Here is the exact loop I follow:

  1. Reproduce
  • Run the same request with the same inputs.
  • Tag the run (for example: issue:bundle-missing-sku).
  1. Locate
  • Open the trace tree.
  • Find the node where the output changes or fails validation.
  1. Compare
  • Grab a good run and a bad run.
  • Compare inputs and outputs side by side.
  1. Fix
  • Fix the prompt, schema, or data issue.
  • Rerun the same input to confirm.

This takes minutes if your traces are clean.
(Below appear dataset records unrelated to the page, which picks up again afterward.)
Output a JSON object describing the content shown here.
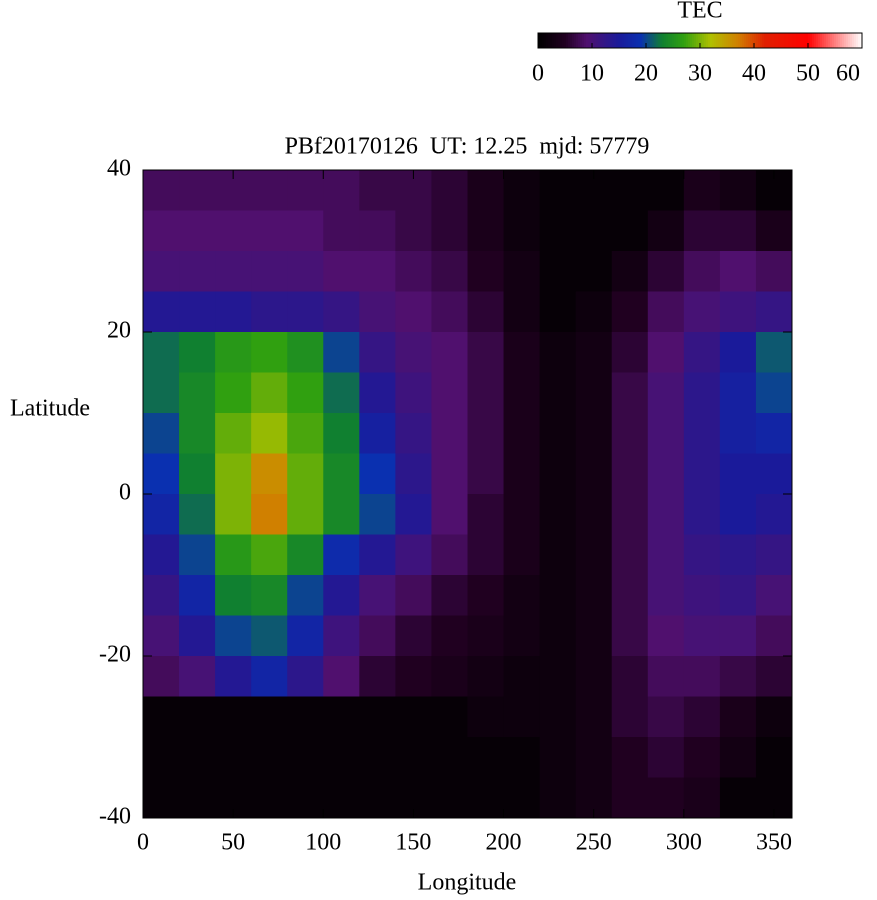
{
  "chart_data": {
    "type": "heatmap",
    "title": "PBf20170126  UT: 12.25  mjd: 57779",
    "xlabel": "Longitude",
    "ylabel": "Latitude",
    "xlim": [
      0,
      360
    ],
    "ylim": [
      -40,
      40
    ],
    "xticks": [
      0,
      50,
      100,
      150,
      200,
      250,
      300,
      350
    ],
    "yticks": [
      -40,
      -20,
      0,
      20,
      40
    ],
    "x": [
      10,
      30,
      50,
      70,
      90,
      110,
      130,
      150,
      170,
      190,
      210,
      230,
      250,
      270,
      290,
      310,
      330,
      350
    ],
    "y": [
      37.5,
      32.5,
      27.5,
      22.5,
      17.5,
      12.5,
      7.5,
      2.5,
      -2.5,
      -7.5,
      -12.5,
      -17.5,
      -22.5,
      -27.5,
      -32.5,
      -37.5
    ],
    "values": [
      [
        8,
        8,
        8,
        8,
        8,
        8,
        7,
        7,
        6,
        4,
        2,
        1,
        1,
        1,
        1,
        4,
        3,
        1
      ],
      [
        9,
        9,
        9,
        9,
        9,
        8,
        8,
        7,
        6,
        4,
        2,
        1,
        1,
        1,
        3,
        6,
        6,
        4
      ],
      [
        10,
        10,
        10,
        10,
        10,
        9,
        9,
        8,
        7,
        5,
        3,
        1,
        1,
        3,
        6,
        8,
        9,
        8
      ],
      [
        14,
        14,
        14,
        13,
        13,
        12,
        10,
        9,
        8,
        6,
        3,
        1,
        2,
        5,
        8,
        10,
        11,
        12
      ],
      [
        22,
        23,
        26,
        27,
        25,
        20,
        12,
        10,
        9,
        7,
        4,
        2,
        3,
        6,
        9,
        12,
        15,
        21
      ],
      [
        22,
        24,
        27,
        29,
        27,
        22,
        14,
        11,
        9,
        7,
        4,
        2,
        3,
        7,
        10,
        13,
        16,
        20
      ],
      [
        20,
        24,
        29,
        31,
        28,
        23,
        16,
        12,
        9,
        7,
        4,
        2,
        3,
        7,
        10,
        13,
        16,
        17
      ],
      [
        19,
        23,
        30,
        36,
        29,
        24,
        19,
        13,
        9,
        7,
        4,
        2,
        3,
        7,
        10,
        13,
        15,
        15
      ],
      [
        17,
        22,
        30,
        37,
        29,
        24,
        20,
        14,
        9,
        6,
        4,
        2,
        3,
        7,
        10,
        13,
        15,
        14
      ],
      [
        14,
        20,
        26,
        28,
        24,
        18,
        14,
        11,
        8,
        6,
        4,
        2,
        3,
        7,
        10,
        12,
        13,
        12
      ],
      [
        12,
        17,
        23,
        24,
        20,
        14,
        10,
        8,
        6,
        5,
        3,
        2,
        3,
        7,
        10,
        11,
        12,
        10
      ],
      [
        10,
        14,
        20,
        21,
        17,
        11,
        8,
        6,
        5,
        4,
        3,
        2,
        3,
        7,
        9,
        10,
        10,
        8
      ],
      [
        8,
        10,
        14,
        17,
        13,
        9,
        6,
        5,
        4,
        3,
        2,
        2,
        3,
        6,
        8,
        8,
        7,
        6
      ],
      [
        1,
        1,
        1,
        1,
        1,
        1,
        1,
        1,
        1,
        2,
        2,
        2,
        3,
        6,
        7,
        6,
        4,
        2
      ],
      [
        1,
        1,
        1,
        1,
        1,
        1,
        1,
        1,
        1,
        1,
        1,
        2,
        3,
        5,
        6,
        5,
        3,
        1
      ],
      [
        1,
        1,
        1,
        1,
        1,
        1,
        1,
        1,
        1,
        1,
        1,
        2,
        3,
        5,
        5,
        4,
        1,
        1
      ]
    ],
    "colorbar": {
      "title": "TEC",
      "lim": [
        0,
        60
      ],
      "ticks": [
        0,
        10,
        20,
        30,
        40,
        50,
        60
      ],
      "colormap": [
        {
          "value": 0,
          "color": "#000000"
        },
        {
          "value": 5,
          "color": "#200020"
        },
        {
          "value": 9,
          "color": "#50106e"
        },
        {
          "value": 15,
          "color": "#1a1a9a"
        },
        {
          "value": 19,
          "color": "#0a30b0"
        },
        {
          "value": 23,
          "color": "#108030"
        },
        {
          "value": 27,
          "color": "#30a010"
        },
        {
          "value": 32,
          "color": "#b0c000"
        },
        {
          "value": 37,
          "color": "#d08000"
        },
        {
          "value": 42,
          "color": "#e02000"
        },
        {
          "value": 50,
          "color": "#ff0000"
        },
        {
          "value": 60,
          "color": "#ffffff"
        }
      ]
    }
  }
}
What failures look like in traces

Common root causes in the offer-bundling flow:

  • Missing field in the model output (schema mismatch)
  • Wrong region selected due to metadata drift
  • Over-budget recommendation because price fields were missing

In each case, the trace shows the exact step where the wrong value appeared.

A simple checklist I keep

  • Can I reproduce the failure with the same input?
  • Which node produced the wrong output?
  • Is the output invalid, or just wrong content?
  • Did a prompt or schema change recently?
  • Can I compare a good run vs a bad run?

Diagram idea

User request -> catalog lookup -> prompt -> model -> validator -> result

Closing thought

This workflow applies whether you’re using LangSmith, custom tracing, or internal observability tooling.
If you're still debugging LLM workflows by reading logs, you're wasting time. Add tracing once and you will stop guessing. The root cause will usually show up in two traces: one good, one bad.